The battle had been so fast, so furious that the finish buoy was still being laid as the Viper came charging in. Spray off the bow, skipper grinning his face off, the buffalo rig pulling like a locomotive. V is for Victory and V is for Viper!!!! That sweet sound of the finish gun saluting a well fought battle, I shall always remember that hooter sound as the day we sank the Bismarck.
On returning from the battle men bought me drinks, women threw flowers and young maidens tossed underwear. No actually not, the infighting started over the spoils of war. Sir Nick covered JamEm’s F18 to the finish snagging him a third, JamEm locked in a solid fourth and Mark Vandersteen brought the Tornado in for 5th. All within seconds of each other.
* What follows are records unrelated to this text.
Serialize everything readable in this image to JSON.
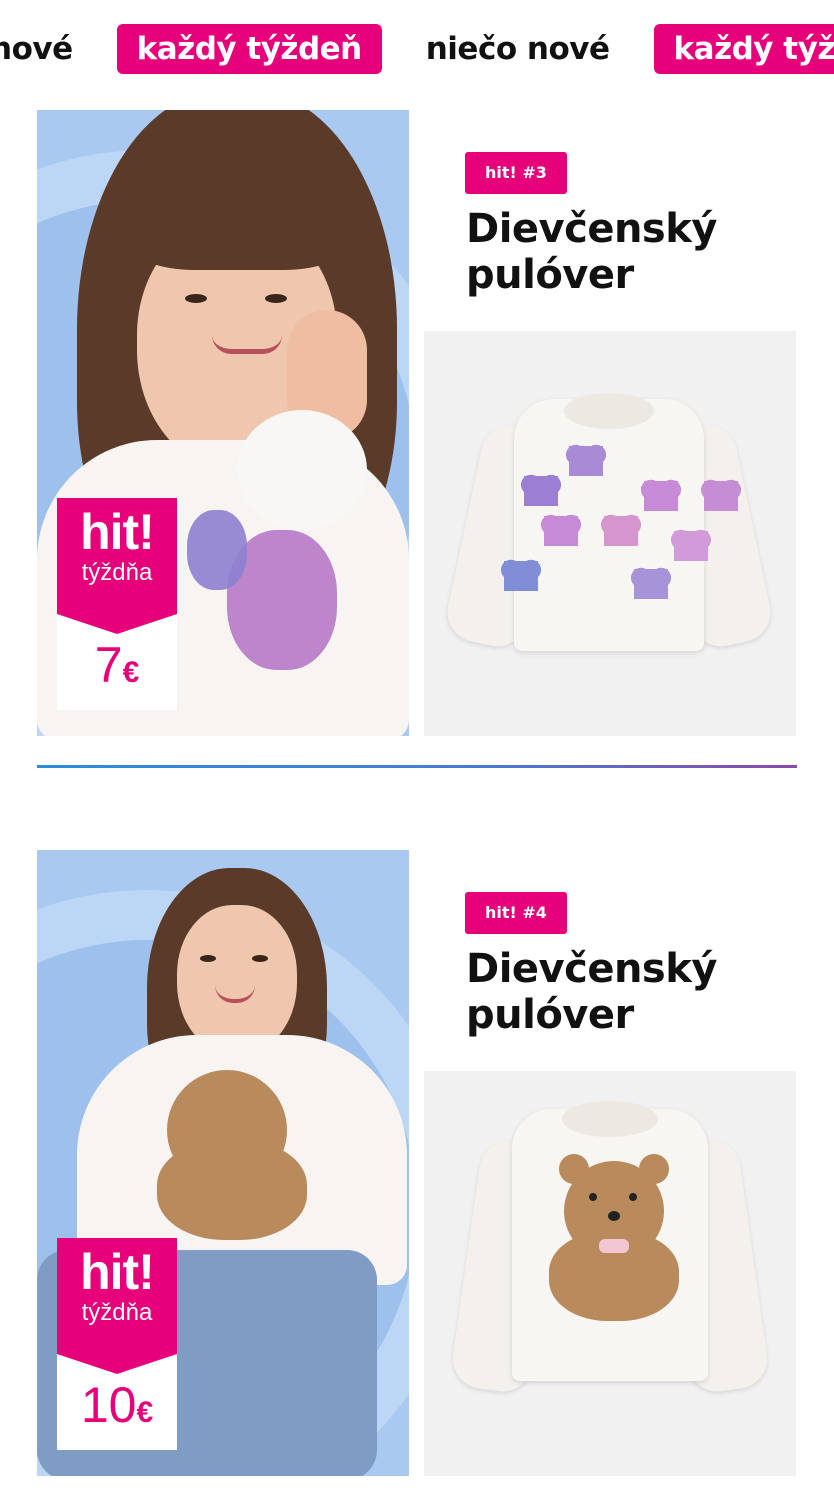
{
  "banner": {
    "items": [
      {
        "text": "nové",
        "style": "plain"
      },
      {
        "text": "každý týždeň",
        "style": "pill"
      },
      {
        "text": "niečo nové",
        "style": "plain"
      },
      {
        "text": "každý týž",
        "style": "pill"
      }
    ]
  },
  "products": [
    {
      "tag": "hit! #3",
      "title": "Dievčenský pulóver",
      "badge": {
        "hit": "hit!",
        "sub": "týždňa",
        "price": "7",
        "currency": "€"
      },
      "accent": "#e6007a"
    },
    {
      "tag": "hit! #4",
      "title": "Dievčenský pulóver",
      "badge": {
        "hit": "hit!",
        "sub": "týždňa",
        "price": "10",
        "currency": "€"
      },
      "accent": "#e6007a"
    }
  ],
  "colors": {
    "brand_pink": "#e6007a",
    "lifestyle_bg": "#a9c9f0",
    "packshot_bg": "#f1f1f1",
    "divider_start": "#2a8fd6",
    "divider_end": "#8a4aa6"
  }
}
Now enough speak of war because once again Keepit was turning on the charm. Breeze was steady, water flat, Vipers rigged and at the ready. The special ops team of marine Rob, Gus, Sir Nick and Wingman White went for a victory lap that lasted till dusk. Another epic afternoon on the these fantastic boats. I say that with confidence. We swapped crews and Rob, the rookie of the outfit remarked how amazed he was at how hard we can push these spinnaker boats. Wait till you see how insanely you can drive an F18 Akurra. Exhausted, elated, proud, we returned to the shore and community on the bank this time staying far away from the fighting Irish.
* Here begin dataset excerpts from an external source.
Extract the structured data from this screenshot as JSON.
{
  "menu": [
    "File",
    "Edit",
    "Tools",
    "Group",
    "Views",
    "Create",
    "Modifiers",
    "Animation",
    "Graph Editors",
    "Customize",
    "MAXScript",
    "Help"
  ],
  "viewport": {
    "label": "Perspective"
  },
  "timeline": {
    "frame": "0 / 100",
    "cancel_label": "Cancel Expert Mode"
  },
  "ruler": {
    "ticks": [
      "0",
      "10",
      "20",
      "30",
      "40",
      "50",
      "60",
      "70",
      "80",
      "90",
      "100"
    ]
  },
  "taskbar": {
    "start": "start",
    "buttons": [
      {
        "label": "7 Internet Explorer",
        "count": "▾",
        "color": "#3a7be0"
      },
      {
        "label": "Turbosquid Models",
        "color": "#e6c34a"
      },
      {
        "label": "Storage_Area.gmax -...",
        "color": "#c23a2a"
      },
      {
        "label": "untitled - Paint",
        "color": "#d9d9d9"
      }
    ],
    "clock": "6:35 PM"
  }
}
Sunday night was club dinner again – fish n chips – delicious with a sticky date pudding. Then on to Trivia. The mulsch in my head and punch bag of a liver was no match for the much anticipated trivia night so we left it to the other teams to compete for glory. Reports are it was the loosest trivia night ever. Questions were varied and consisted of varied topics.. for example: how many speed bumps to the gate? The judges decisions were final and accuracy was not a prerequisite. Much fun was had at the club as I slept snug in my tent expelling the last of the IRA that had infiltrated and bombed my brain and liver the night before.
After a frosty night we awoke to a misty lake, a fading thermal breeze and a hearty club brekky.
We were on station for the final assault when the breeze died and a perfect warm windless winter day emerged in regional Australia. If only we had waterskis
The pack-up began in the special ops Viper squad. Sir Nick was to be torpedoed by the first race navigational snafoo and the 27 point penalty lost him the catamaran overall Victory to the F18 of JamEm. Consolation lay in the fact we had scored an over the line victory as a team effort, no handicap. We left tired, satisfied and with our chests puffed out.
But it does not end there – I took the victorious Viper to Hunter Warbirds museum in Scone on the return trip. Here I saw the most beautiful aeroplanes dating back from the First World War through to the second world war era Curtis P40, Mustang and Harvards. All except the Jets, MIG and Mirage are real flying planes, their dripped in oil pans under the engines a testament to their latest rumble through the sky.
It certainly is a must see if you are ever in the area and probably what gave me the concept around this piece..
Well done beautiful Lake Keepit Sailing Club, Australia is truly a special people and place. There’s few ways better to experience you than with a race catamaran and a few hours to spare along the way.